Hrant’ın Rakel’le tanıştığı yer
Bu noktada sevgili Hrant Dink’i Kamp Armen ile ilgili yazdıklarıyla analım dilerseniz: “Sekiz yaşımda gittim Tuzla’ya. Tam 20 yıl oraya emek verdim. Eşim Rakel’i orada tanıdım. Birlikte büyüdük. Orada evlendik. Çocuklarımız orada doğdu… 12 Eylül’den sonra kampımızın müdürünü ‘Ermeni militan yetiştiriyor’ suçlamasıyla içeri aldılar. Haksız bir suçlamaydı. Hiçbirimiz Ermeni militanlar olarak yetiştirilmemiştik. Başsız kalan kampın ve yetimhanenin kapanmaması için görevi bu kez ben ve oradan yetişen arkadaşlarım üstlendik. Ama bir gün elimize bir mahkeme kâğıdı tutuşturdular…’Siz Azınlık kurumları yer satın alma hakkına sahip değilmişsiniz! Biz zamanında size izin verirken yanlış yapmışız. Artık burası eski sahibinin olacak.’ Beş yıl süren direnişimize rağmen yenildik… Ne yapalım ki karşımızda devlet vardı. Şikâyetim var ey insanlık!…Bizi, yarattığımız uygarlığımızdan attılar.”
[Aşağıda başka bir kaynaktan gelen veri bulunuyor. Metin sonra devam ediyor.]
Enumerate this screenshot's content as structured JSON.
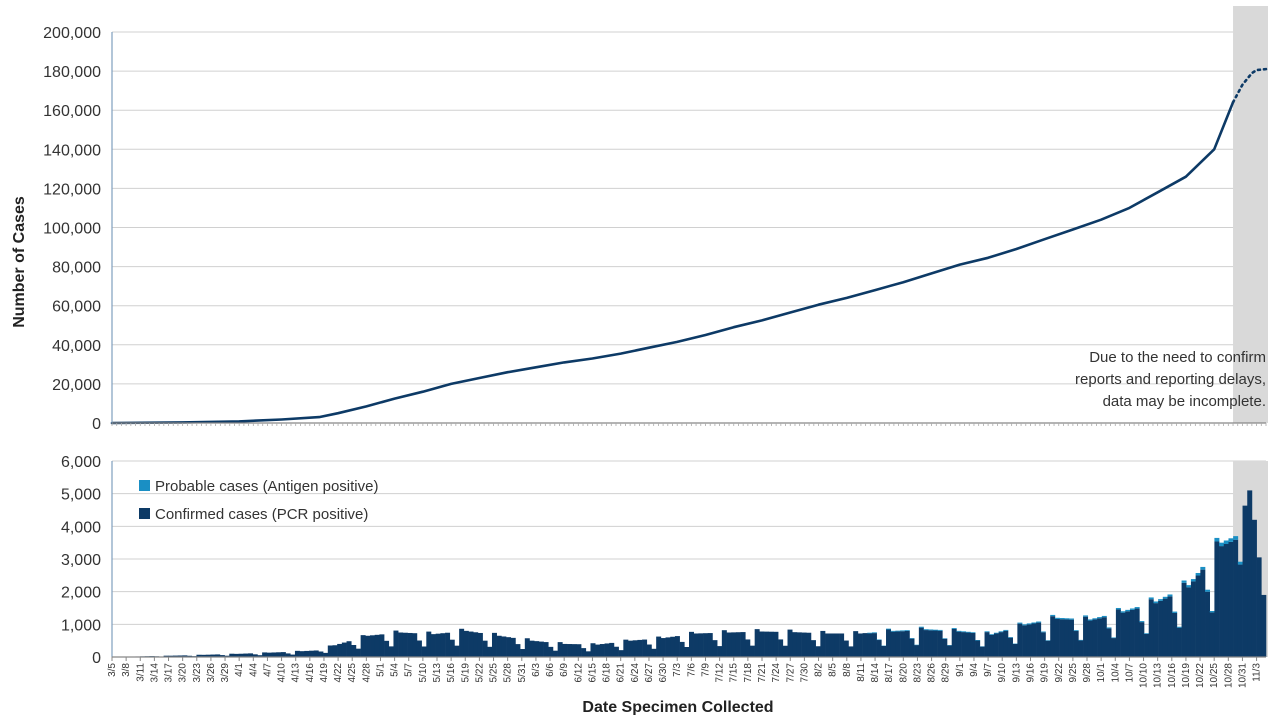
{
  "chart_data": [
    {
      "type": "line",
      "title": "",
      "ylabel": "Number of Cases",
      "ylim": [
        0,
        200000
      ],
      "yticks": [
        0,
        20000,
        40000,
        60000,
        80000,
        100000,
        120000,
        140000,
        160000,
        180000,
        200000
      ],
      "ytick_labels": [
        "0",
        "20,000",
        "40,000",
        "60,000",
        "80,000",
        "100,000",
        "120,000",
        "140,000",
        "160,000",
        "180,000",
        "200,000"
      ],
      "x_start": "2020-03-05",
      "x_end": "2020-11-05",
      "grid": true,
      "shaded_region": {
        "from": "2020-10-29",
        "to": "2020-11-05"
      },
      "annotation": [
        "Due to the need to confirm",
        "reports and reporting delays,",
        "data may be incomplete."
      ],
      "series": [
        {
          "name": "",
          "color": "#0d3a66",
          "x": [
            "2020-03-05",
            "2020-03-20",
            "2020-04-01",
            "2020-04-10",
            "2020-04-18",
            "2020-04-22",
            "2020-04-28",
            "2020-05-04",
            "2020-05-10",
            "2020-05-16",
            "2020-05-22",
            "2020-05-28",
            "2020-06-03",
            "2020-06-09",
            "2020-06-15",
            "2020-06-21",
            "2020-06-27",
            "2020-07-03",
            "2020-07-09",
            "2020-07-15",
            "2020-07-21",
            "2020-07-27",
            "2020-08-02",
            "2020-08-08",
            "2020-08-14",
            "2020-08-20",
            "2020-08-26",
            "2020-09-01",
            "2020-09-07",
            "2020-09-13",
            "2020-09-19",
            "2020-09-25",
            "2020-10-01",
            "2020-10-07",
            "2020-10-13",
            "2020-10-19",
            "2020-10-25",
            "2020-10-29"
          ],
          "y": [
            0,
            300,
            800,
            1800,
            3000,
            5000,
            8500,
            12500,
            16000,
            20000,
            23000,
            26000,
            28500,
            31000,
            33000,
            35500,
            38500,
            41500,
            45000,
            49000,
            52500,
            56500,
            60500,
            64000,
            68000,
            72000,
            76500,
            81000,
            84500,
            89000,
            94000,
            99000,
            104000,
            110000,
            118000,
            126000,
            140000,
            164000
          ]
        },
        {
          "name": "",
          "style": "dotted",
          "color": "#0d3a66",
          "x": [
            "2020-10-29",
            "2020-10-31",
            "2020-11-02",
            "2020-11-03",
            "2020-11-05"
          ],
          "y": [
            164000,
            173000,
            179000,
            180500,
            181000
          ]
        }
      ]
    },
    {
      "type": "bar",
      "stacked": true,
      "xlabel": "Date Specimen Collected",
      "ylim": [
        0,
        6000
      ],
      "yticks": [
        0,
        1000,
        2000,
        3000,
        4000,
        5000,
        6000
      ],
      "ytick_labels": [
        "0",
        "1,000",
        "2,000",
        "3,000",
        "4,000",
        "5,000",
        "6,000"
      ],
      "x_start": "2020-03-05",
      "x_end": "2020-11-05",
      "xtick_labels": [
        "3/5",
        "3/8",
        "3/11",
        "3/14",
        "3/17",
        "3/20",
        "3/23",
        "3/26",
        "3/29",
        "4/1",
        "4/4",
        "4/7",
        "4/10",
        "4/13",
        "4/16",
        "4/19",
        "4/22",
        "4/25",
        "4/28",
        "5/1",
        "5/4",
        "5/7",
        "5/10",
        "5/13",
        "5/16",
        "5/19",
        "5/22",
        "5/25",
        "5/28",
        "5/31",
        "6/3",
        "6/6",
        "6/9",
        "6/12",
        "6/15",
        "6/18",
        "6/21",
        "6/24",
        "6/27",
        "6/30",
        "7/3",
        "7/6",
        "7/9",
        "7/12",
        "7/15",
        "7/18",
        "7/21",
        "7/24",
        "7/27",
        "7/30",
        "8/2",
        "8/5",
        "8/8",
        "8/11",
        "8/14",
        "8/17",
        "8/20",
        "8/23",
        "8/26",
        "8/29",
        "9/1",
        "9/4",
        "9/7",
        "9/10",
        "9/13",
        "9/16",
        "9/19",
        "9/22",
        "9/25",
        "9/28",
        "10/1",
        "10/4",
        "10/7",
        "10/10",
        "10/13",
        "10/16",
        "10/19",
        "10/22",
        "10/25",
        "10/28",
        "10/31",
        "11/3"
      ],
      "legend_position": "top-left",
      "series": [
        {
          "name": "Probable cases (Antigen positive)",
          "color": "#1a8fc4"
        },
        {
          "name": "Confirmed cases (PCR positive)",
          "color": "#0d3a66"
        }
      ],
      "daily_trend": {
        "x": [
          "2020-03-05",
          "2020-03-20",
          "2020-04-01",
          "2020-04-10",
          "2020-04-17",
          "2020-04-22",
          "2020-04-28",
          "2020-05-05",
          "2020-05-12",
          "2020-05-19",
          "2020-05-26",
          "2020-06-02",
          "2020-06-09",
          "2020-06-16",
          "2020-06-23",
          "2020-06-30",
          "2020-07-07",
          "2020-07-14",
          "2020-07-21",
          "2020-07-28",
          "2020-08-04",
          "2020-08-11",
          "2020-08-18",
          "2020-08-25",
          "2020-09-01",
          "2020-09-08",
          "2020-09-15",
          "2020-09-22",
          "2020-09-29",
          "2020-10-06",
          "2020-10-13",
          "2020-10-20",
          "2020-10-27",
          "2020-10-30",
          "2020-11-02",
          "2020-11-03",
          "2020-11-05"
        ],
        "y": [
          0,
          50,
          100,
          150,
          200,
          400,
          650,
          750,
          700,
          800,
          650,
          500,
          400,
          380,
          500,
          580,
          720,
          750,
          780,
          760,
          720,
          720,
          800,
          850,
          800,
          700,
          1000,
          1200,
          1150,
          1400,
          1700,
          2200,
          3500,
          3700,
          5100,
          4200,
          1900
        ]
      }
    }
  ]
}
Tuzla’da bir süredir “yarattığı uygarlıktan atılmaya, silinmeye çalışılan” Kamp Armen için “geçmişi koruyarak yepyeni bir uygarlık yaratmayı” amaçlayanlarca bir direniş yürütülüyor. Kampın yıkımının başlamasıyla birçok duyarlı kişi hemen Tuzla’ya geldi. Kamp Armen’de nöbet devam ediyor. Yazı hazırlanırken, halen direniş, nöbet ve sorunun Ermeni halkını rencide etmeyecek şekilde çözümü için görüşmeler sürüyordu. Direnişle ilgili sosyal medyadan #kamparmenyikilmasın hashtag’iyle sürekli takip edebilirsiniz gelişmeleri.
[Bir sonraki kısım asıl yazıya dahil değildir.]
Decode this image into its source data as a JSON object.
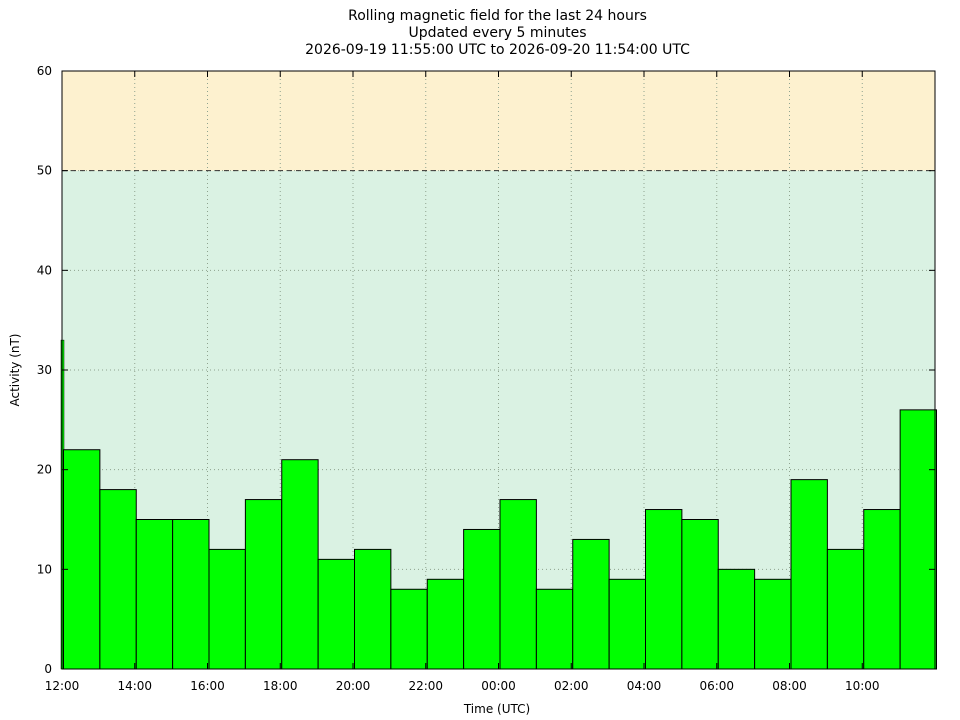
{
  "chart_data": {
    "type": "bar",
    "title": "Rolling magnetic field for the last 24 hours",
    "subtitle": "Updated every 5 minutes",
    "time_range": "2026-09-19 11:55:00 UTC to 2026-09-20 11:54:00 UTC",
    "xlabel": "Time (UTC)",
    "ylabel": "Activity (nT)",
    "ylim": [
      0,
      60
    ],
    "y_ticks": [
      "0",
      "10",
      "20",
      "30",
      "40",
      "50",
      "60"
    ],
    "x_ticks": [
      "12:00",
      "14:00",
      "16:00",
      "18:00",
      "20:00",
      "22:00",
      "00:00",
      "02:00",
      "04:00",
      "06:00",
      "08:00",
      "10:00"
    ],
    "grid": true,
    "threshold": 50,
    "colors": {
      "bar": "#00ff00",
      "bar_edge": "#000000",
      "zone_normal": "#daf2e3",
      "zone_high": "#fdf1cf",
      "grid": "#8fa38f"
    },
    "first_partial_value": 33,
    "hourly_values": [
      22,
      18,
      15,
      15,
      12,
      17,
      21,
      11,
      12,
      8,
      9,
      14,
      17,
      8,
      13,
      9,
      16,
      15,
      10,
      9,
      19,
      12,
      16,
      26
    ]
  }
}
Nostaljisi olmayan tramvay
Tuzla’da diğer bir direniş hattı da Tuzla sahiliyle ilgili. Tuzla’da yılda 25 milyon kişiyi ağırlaması planlanan Tuzla Marina projesi bitmek üzere. İlçe ve çevre ilçelerden yaklaşık 2 bin 500 kişiye istihdam sağlaması yönüyle olumlu karşılanabilecek bir proje olsa da, çevresel açıdan bakıldığında ise Tuzla Marina Projesi’ne dair kafada soru işaretleri belirliyor. Metro hattından buraya bir havaray sistemi yapılması planlanırken, esas tepki çeken proje ise Tuzla’nın alamet-i farikası olan sahilden bu marinaya kadar yapılması planlanan nostaljik tramvay projesi. Bu tramvay için sahil şeridinin bir bölümünün doldurulması düşünülüyor. Oysa ki yıllardır değişmeyen havasıyla bu sahil, kendine özgü bir güzellik taşıyor. Ve yapılacak bir müdahalenin bu kimliği zedeleyeceği, çirkinleştireceği düşünülüyor. Diğer bir eleştiri konusu ise tramvayın, Tuzla ile, Tuzla’nın tarihiyle, kimliğiyle bağlantısızlığı. Buna karşı semtte #tuzlasahilimedokunma hashtag’i etrafında sosyal medyada bir kampanya başlatıldı. Kampanya sesini daha çok duyurmak ve bir farkındalık oluşturmak istiyor.
Bir yönüyle halen İstanbul’un kaotikliğin büsbütün dışında olan Tuzla, yıkım ve yapım projeleriyle yeni (!) İstanbul’un büsbütün içine çekilmeye, dahil edilmeye çalışıyor. Korkulan ise İstanbul girdabının Tuzla’nın özgün kimliğini yutması. Gaia’da Tuzla ile ilgili gelişmeleri size aktarmaya devam edeceğiz.